For asymmetric dipole-dipolarophile pairs, two regioisomeric products are possible. Both electronic/stereoelectronic and steric factors contribute to the regioselectivity of 1,3-dipolar cycloadditions. With respect to the electronic/stereoelectronic consideration, the interaction between two orbitals with the largest orbital coefficients (i.e., the largest HOMO orbital with the largest LUMO orbital) is the most dominant interaction. Depending on the type of the 1,3-dipolar cycloaddition (type I, II or III), one can often computationally determine the largest HOMO and LUMO combinations and predict the regiochemical outcome of the reaction. For example, the scheme below illustrates the cycloaddition of diazomethane to three dipolarophiles: methyl acrylate, styrene or methyl cinnamate. In all three cases, diazomethane acts as a nucleophilic dipole, with the largest HOMO lobe residing on the carbon atom, and the dipolarophiles are electrophilic species. Methyl acrylate and styrene bear the largest LUMO lobe on the terminal olefinic carbon -- this can be easily predicted based on resonance structures. Hence, the regiochemistry of the cycloaddition should be dominated by the interaction between the carbon atom of diazomethane and the terminal olefinic carbon of the dipolarophile, giving the carboxyl or the phenyl substitution at the C-3 position. For the more complex case of methyl cinnamate, the two substituents compete at withdrawing electrons from the alkene. Nonetheless, the carboxyl is more electron-withdrawing, making the beta-carbon the more electrophilic center of this molecule. The cycloaddition should yield the carboxyl group on C-3 and the phenyl group on C-4 in the cyclic product. It is important to note that while this approach works in many cases, it is not always applicable.

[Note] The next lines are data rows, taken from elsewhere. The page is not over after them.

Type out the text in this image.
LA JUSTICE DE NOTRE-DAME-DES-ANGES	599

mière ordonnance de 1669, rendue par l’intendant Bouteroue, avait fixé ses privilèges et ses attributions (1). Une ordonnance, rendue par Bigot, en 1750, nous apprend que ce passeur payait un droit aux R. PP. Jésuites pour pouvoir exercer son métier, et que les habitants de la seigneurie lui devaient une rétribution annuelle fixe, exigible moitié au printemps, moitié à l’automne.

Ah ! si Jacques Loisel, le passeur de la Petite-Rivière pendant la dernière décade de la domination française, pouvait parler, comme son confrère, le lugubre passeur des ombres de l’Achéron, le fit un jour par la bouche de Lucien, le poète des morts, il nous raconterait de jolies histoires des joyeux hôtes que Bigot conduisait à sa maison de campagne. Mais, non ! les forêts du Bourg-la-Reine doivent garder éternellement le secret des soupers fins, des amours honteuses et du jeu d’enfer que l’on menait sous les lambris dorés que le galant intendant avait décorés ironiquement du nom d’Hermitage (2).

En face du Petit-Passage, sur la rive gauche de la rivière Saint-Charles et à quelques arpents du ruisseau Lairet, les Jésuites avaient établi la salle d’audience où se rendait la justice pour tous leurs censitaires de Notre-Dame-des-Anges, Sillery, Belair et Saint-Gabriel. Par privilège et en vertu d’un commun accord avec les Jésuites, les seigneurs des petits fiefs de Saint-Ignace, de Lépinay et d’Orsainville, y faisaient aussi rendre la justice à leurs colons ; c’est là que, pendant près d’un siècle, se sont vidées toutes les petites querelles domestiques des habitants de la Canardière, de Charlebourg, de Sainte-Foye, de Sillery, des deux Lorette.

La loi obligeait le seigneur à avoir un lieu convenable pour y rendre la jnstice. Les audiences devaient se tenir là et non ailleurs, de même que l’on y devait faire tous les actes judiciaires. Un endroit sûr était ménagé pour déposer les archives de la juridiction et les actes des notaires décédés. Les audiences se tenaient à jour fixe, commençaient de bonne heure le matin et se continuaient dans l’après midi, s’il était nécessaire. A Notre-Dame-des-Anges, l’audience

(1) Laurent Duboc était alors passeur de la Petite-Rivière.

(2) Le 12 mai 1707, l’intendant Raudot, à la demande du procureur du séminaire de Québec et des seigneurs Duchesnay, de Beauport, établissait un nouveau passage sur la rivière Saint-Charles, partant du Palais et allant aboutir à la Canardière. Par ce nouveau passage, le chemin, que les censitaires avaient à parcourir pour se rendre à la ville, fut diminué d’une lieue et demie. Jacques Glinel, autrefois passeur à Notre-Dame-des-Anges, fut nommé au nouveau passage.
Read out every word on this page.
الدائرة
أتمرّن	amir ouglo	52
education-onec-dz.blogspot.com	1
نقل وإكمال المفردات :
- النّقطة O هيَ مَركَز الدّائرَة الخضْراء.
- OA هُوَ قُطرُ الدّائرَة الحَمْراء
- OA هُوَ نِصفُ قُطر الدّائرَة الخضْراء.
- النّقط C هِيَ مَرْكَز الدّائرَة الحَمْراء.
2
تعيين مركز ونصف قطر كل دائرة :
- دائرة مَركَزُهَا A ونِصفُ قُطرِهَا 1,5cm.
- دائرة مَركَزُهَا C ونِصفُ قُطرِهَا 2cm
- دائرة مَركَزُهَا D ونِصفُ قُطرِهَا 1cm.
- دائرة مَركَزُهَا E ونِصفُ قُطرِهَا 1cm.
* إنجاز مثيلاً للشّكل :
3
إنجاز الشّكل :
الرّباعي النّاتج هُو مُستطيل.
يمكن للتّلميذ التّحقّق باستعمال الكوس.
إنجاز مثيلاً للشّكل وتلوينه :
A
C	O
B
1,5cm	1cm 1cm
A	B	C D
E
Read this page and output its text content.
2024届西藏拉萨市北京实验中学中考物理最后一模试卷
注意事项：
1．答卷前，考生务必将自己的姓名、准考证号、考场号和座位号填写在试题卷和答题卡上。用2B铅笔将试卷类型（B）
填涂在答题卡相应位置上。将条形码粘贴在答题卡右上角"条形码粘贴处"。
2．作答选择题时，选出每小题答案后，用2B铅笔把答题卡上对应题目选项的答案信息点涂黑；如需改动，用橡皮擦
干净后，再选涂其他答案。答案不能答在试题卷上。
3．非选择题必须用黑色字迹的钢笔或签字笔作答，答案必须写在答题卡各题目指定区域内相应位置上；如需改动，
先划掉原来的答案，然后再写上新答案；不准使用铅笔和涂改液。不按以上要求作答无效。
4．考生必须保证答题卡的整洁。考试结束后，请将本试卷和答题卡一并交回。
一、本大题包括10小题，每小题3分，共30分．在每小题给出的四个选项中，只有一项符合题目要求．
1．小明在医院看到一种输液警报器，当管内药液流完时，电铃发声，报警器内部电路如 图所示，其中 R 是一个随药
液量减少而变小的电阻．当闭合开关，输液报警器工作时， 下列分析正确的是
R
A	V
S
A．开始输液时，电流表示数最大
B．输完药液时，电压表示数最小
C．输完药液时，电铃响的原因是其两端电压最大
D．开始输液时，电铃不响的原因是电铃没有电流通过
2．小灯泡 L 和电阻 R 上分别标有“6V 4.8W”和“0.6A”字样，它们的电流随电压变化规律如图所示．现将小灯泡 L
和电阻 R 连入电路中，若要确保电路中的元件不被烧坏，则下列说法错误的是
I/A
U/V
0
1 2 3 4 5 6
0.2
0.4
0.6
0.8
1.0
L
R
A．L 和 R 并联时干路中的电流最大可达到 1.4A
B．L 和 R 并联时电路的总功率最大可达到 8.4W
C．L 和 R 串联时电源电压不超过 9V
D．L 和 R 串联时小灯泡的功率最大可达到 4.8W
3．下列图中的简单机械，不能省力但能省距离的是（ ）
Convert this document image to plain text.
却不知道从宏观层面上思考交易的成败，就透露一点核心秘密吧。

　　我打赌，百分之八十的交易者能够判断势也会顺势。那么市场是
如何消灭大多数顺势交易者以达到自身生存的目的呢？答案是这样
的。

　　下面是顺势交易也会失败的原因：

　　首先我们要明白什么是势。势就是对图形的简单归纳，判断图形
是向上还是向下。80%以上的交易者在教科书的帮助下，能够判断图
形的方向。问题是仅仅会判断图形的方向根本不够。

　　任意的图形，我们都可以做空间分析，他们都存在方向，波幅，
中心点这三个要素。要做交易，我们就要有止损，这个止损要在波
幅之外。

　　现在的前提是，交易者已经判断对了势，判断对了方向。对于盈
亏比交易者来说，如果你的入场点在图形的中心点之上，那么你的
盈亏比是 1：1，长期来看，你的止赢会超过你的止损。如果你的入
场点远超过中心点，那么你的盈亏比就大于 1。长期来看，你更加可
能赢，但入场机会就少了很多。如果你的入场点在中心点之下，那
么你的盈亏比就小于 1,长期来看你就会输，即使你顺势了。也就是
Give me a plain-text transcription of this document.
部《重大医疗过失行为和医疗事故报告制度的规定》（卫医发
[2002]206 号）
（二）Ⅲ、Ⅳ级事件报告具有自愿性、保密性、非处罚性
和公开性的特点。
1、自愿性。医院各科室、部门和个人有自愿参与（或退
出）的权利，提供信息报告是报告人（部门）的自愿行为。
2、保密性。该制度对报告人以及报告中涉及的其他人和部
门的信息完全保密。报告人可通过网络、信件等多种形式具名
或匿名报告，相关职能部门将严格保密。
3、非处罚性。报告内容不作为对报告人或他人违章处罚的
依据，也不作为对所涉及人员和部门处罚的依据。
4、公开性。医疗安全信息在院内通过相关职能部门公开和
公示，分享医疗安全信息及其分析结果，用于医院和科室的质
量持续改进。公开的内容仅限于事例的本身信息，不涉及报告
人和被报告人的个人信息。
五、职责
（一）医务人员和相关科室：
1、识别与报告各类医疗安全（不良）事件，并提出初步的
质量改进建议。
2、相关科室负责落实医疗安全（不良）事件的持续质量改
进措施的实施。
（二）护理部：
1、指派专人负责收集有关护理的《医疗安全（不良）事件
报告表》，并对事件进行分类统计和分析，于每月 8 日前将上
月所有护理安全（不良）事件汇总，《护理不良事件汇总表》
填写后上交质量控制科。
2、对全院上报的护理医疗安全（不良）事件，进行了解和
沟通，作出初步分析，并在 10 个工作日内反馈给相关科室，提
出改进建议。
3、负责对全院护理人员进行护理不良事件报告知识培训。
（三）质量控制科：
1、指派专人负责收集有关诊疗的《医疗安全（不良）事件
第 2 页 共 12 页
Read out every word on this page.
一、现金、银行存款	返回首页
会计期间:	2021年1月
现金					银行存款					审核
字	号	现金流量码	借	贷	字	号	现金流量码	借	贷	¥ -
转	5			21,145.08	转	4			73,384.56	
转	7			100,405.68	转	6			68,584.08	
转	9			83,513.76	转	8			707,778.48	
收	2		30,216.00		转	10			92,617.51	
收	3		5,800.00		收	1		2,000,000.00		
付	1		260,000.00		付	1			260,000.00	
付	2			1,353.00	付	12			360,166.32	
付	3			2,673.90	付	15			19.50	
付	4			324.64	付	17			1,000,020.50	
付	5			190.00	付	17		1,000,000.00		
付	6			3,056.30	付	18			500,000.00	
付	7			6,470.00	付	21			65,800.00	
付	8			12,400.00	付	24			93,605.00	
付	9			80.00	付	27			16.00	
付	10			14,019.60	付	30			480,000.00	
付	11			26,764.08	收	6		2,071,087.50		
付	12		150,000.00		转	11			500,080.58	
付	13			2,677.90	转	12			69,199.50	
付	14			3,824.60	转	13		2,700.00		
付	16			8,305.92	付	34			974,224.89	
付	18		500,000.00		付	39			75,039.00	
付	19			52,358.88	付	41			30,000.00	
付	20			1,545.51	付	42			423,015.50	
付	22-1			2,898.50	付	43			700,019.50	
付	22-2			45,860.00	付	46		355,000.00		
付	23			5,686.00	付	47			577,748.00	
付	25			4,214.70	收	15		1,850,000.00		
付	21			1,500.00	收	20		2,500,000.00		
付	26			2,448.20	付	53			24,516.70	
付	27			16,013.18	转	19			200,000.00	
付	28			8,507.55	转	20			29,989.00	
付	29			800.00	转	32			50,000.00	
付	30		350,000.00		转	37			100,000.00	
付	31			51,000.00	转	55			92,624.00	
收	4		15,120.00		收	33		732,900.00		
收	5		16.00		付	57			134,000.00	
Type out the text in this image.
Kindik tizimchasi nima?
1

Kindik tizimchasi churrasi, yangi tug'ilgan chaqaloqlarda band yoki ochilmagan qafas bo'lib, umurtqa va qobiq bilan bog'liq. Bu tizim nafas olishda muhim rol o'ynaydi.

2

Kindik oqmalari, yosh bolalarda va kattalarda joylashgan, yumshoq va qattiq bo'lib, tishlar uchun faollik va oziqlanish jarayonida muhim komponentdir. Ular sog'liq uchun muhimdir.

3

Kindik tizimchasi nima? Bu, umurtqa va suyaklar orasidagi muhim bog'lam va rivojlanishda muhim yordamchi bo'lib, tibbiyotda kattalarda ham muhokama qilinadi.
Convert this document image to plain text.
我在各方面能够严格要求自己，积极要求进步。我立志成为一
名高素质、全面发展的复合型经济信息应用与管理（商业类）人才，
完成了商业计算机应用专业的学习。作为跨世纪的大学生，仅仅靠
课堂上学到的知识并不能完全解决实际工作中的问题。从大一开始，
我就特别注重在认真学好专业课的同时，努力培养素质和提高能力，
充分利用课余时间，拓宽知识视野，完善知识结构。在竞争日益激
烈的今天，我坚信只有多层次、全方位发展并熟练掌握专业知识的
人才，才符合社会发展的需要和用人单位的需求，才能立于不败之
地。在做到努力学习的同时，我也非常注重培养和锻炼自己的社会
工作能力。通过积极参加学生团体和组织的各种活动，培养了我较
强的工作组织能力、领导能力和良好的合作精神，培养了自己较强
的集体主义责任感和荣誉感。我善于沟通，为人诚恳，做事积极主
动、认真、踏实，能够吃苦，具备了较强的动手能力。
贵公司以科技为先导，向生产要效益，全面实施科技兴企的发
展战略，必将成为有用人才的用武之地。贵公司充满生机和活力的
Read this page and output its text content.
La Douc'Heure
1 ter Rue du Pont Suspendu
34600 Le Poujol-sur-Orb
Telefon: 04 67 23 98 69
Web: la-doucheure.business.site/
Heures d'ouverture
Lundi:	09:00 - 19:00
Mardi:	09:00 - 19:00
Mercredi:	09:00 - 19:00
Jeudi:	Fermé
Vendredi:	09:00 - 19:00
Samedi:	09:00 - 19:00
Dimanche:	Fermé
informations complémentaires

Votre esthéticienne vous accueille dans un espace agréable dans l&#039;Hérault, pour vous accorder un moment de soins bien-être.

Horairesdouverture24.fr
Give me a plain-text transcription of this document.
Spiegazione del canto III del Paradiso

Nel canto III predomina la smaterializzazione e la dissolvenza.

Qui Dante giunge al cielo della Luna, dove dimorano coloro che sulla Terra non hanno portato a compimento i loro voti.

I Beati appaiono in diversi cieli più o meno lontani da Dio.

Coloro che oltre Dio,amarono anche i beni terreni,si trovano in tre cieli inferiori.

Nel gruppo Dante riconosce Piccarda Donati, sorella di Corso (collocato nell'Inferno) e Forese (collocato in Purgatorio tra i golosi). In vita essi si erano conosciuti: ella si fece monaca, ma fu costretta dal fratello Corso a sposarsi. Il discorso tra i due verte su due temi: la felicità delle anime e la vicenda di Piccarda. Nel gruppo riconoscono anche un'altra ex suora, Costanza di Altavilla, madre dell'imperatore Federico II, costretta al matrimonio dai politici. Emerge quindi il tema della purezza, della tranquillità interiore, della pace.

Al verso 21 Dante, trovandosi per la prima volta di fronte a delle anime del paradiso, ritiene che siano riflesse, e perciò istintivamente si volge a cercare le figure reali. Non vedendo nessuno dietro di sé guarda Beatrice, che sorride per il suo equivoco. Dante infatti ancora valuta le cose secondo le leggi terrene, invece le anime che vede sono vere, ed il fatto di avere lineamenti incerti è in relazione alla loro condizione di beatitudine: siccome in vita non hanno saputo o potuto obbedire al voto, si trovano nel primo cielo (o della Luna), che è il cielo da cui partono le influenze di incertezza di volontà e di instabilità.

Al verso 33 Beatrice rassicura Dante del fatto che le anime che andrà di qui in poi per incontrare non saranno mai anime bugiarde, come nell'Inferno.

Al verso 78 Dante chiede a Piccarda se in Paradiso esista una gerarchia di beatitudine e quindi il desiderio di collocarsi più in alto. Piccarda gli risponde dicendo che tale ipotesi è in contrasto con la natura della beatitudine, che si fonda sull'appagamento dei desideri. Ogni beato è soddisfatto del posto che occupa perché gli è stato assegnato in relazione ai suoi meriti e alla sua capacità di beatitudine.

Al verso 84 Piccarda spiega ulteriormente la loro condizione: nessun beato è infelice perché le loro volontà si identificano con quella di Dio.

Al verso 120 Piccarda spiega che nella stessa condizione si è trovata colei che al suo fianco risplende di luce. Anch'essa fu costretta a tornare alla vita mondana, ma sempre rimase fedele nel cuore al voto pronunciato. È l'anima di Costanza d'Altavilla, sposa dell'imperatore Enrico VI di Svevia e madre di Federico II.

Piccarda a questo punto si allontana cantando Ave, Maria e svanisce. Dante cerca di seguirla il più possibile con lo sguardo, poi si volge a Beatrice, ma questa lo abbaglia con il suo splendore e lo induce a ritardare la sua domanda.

The second important factor that influences regiochemistry is steric effect. Steric effects can cooperate or compete with the aforementioned electronic orbital overlap and can sometimes completely override the electronic preference, giving the opposite regioisomer. For example, electronic treatment of the cycloaddition between diazomethane and methyl acrylate yield the 3-carboxyl pyrazoline as the major product, as illustrated by the diagram above. However, the more sterically demanding 2-diazopropane reacts with a series of methyl acrylate derivatives to yield a mixture of 3- and 4-carboxyl pyrazoline, as outlined in the scheme below. The ratio of these two products depends on the size of the substituent on methyl acrylate. Increasing the size from hydrogen to t-butyl shifts the regioselectivity from 100% 3-carboxyl to 100% 4-carboxyl substitution. The steric effect is even more pronounced using propiolate derivatives, as the electronic preference is smaller in propiolates than in acrylates.